It's really impossible to say a given organism is x percent of one parent
and x percent of another parent in any sexually reproducing species, much
less when the cross is between genera or classes or kingdoms. For example,
if you unite cells of different species and genera, often chromosomes of one
of the two various parents drops out. When human cells are united with
various plant and fungi species, the human chromosomes are quickly and
invariably (with present technology) eliminated as the line divides and
grows.
Rye has 7 pairs of chromosomes, bread wheat has 21 (3 genomes of 7). The
hybrid of rye and wheat has 28 chromosomes. In meiosis, the rye and wheat
chromosomes often pair and exchange chromatin, because of the physical
compatibility of rye and wheat chromosomes. The resulting gametes have
various numbers of chromosomes depending on where the nuclear envelope forms
after the first division of meiosis. Unreduced gametes often result. These
28 chromosome gametes would be "1/4 rye" as far as the genetic material
carried by the chromosomes (7 of the 28 chromosomes were from the rye
parent). But there is also genetic material in the cytoplasm which comes
with the female parent. So if rye is the female, the unreduced gametes on
the hybrid are more than 1/4 rye.
A selfed wheat-rye hybrid could be an almost infinite combination of
"percentages of rye and wheat," depending on how many chromosomes pass
through the meiotic division which eventually resulted in the pollen.
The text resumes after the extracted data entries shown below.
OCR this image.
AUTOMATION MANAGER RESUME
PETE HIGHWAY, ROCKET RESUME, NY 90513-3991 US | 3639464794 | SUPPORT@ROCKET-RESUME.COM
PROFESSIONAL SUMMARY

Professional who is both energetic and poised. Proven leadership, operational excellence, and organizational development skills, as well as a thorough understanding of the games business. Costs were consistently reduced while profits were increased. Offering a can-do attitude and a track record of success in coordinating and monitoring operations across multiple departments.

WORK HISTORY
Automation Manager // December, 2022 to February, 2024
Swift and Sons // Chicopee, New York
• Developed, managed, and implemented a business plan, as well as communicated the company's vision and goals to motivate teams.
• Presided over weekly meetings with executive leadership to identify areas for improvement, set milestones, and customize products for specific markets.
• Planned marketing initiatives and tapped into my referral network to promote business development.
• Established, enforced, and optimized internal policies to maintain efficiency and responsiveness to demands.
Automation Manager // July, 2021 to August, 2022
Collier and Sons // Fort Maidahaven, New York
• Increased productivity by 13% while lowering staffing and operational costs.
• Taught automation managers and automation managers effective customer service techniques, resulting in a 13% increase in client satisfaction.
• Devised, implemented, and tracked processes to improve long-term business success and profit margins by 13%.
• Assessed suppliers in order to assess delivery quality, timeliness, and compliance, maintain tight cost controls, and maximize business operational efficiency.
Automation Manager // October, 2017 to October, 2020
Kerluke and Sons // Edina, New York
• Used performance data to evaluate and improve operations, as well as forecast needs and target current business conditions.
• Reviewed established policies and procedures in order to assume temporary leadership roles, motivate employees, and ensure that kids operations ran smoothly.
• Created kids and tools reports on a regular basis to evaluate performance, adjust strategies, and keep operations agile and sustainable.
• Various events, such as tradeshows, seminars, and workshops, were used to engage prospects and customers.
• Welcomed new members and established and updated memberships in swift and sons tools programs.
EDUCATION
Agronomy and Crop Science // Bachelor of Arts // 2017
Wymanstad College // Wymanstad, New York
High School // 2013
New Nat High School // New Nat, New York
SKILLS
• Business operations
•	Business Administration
Some of the old plant cytogenetics texts, or any paper by Ernie Sears would
clarify this better than I could.
A good website is:
http://lausd.k12.ca.us/~kmcmahon/AP%20Bio%20Lectures/Meiosis/MLCG.html
I don't know any good places for up-to-date info on tissue hybrids between
plants and higher vertebrates, but I'll bet monsantan (sp.?) would know.
-----Original Message-----
From: Klaus Wiegand <WIEGAND@lufa-sp.vdlufa.de>
To: James Kotcon <jkotcon@wvu.edu>; sanet-mg@ces.ncsu.edu
<sanet-mg@ces.ncsu.edu>
Date: Thursday, September 09, 1999 3:09 AM
Subject: Re: Breeding and speciation (was food labeling)
hello james,
> I do not believe any consensus exists among scientists as
>to how much genetic divergence is needed to name a new species. In
>some bacteria, a single gene difference will lead to a new species
>name, while in other bacteria, as much as 30 % of the genome may
>vary within the same "species".
it might even be more. take X triticale for example, sth. like an
interbreed between rye and wheat. at first you get about 50:50 for
the relation of wheat:rye, but if you breed this line and cross it
with a pure wheat, you get something like 75:25, or if crossed with
a pure rye, a relation of 25:75.
i once asked a breeder: is that still a real triticale? and i heard
a loud YES. when i asked: if you go on with mixing the lines and
you got just only 10% of rye, that's still a triticale ? again a
definite YES. when i asked: "what about 5 %?" he said: "depends on
which 5%, you would have difficulties to see it in a single plant,
but certainly you can distiniguish them, when you compare it with a
pure wheat or pure rye."
so what he said, was that the divergence in a "true"
triticale can lie at least between 5 and 95% and it's still
considered a X triticale.
Klaus Wiegand
Landwirtschaftl. Untersuchungs- u. Forschungsanstalt (LUFA)
(Governm. Inst. for Agricult. & Environm. Res.)
67346 Speyer, Obere Langgasse 40 (GERMANY)
Dept. of Seed Sci., Microscop. Analysis & Plant Pathol.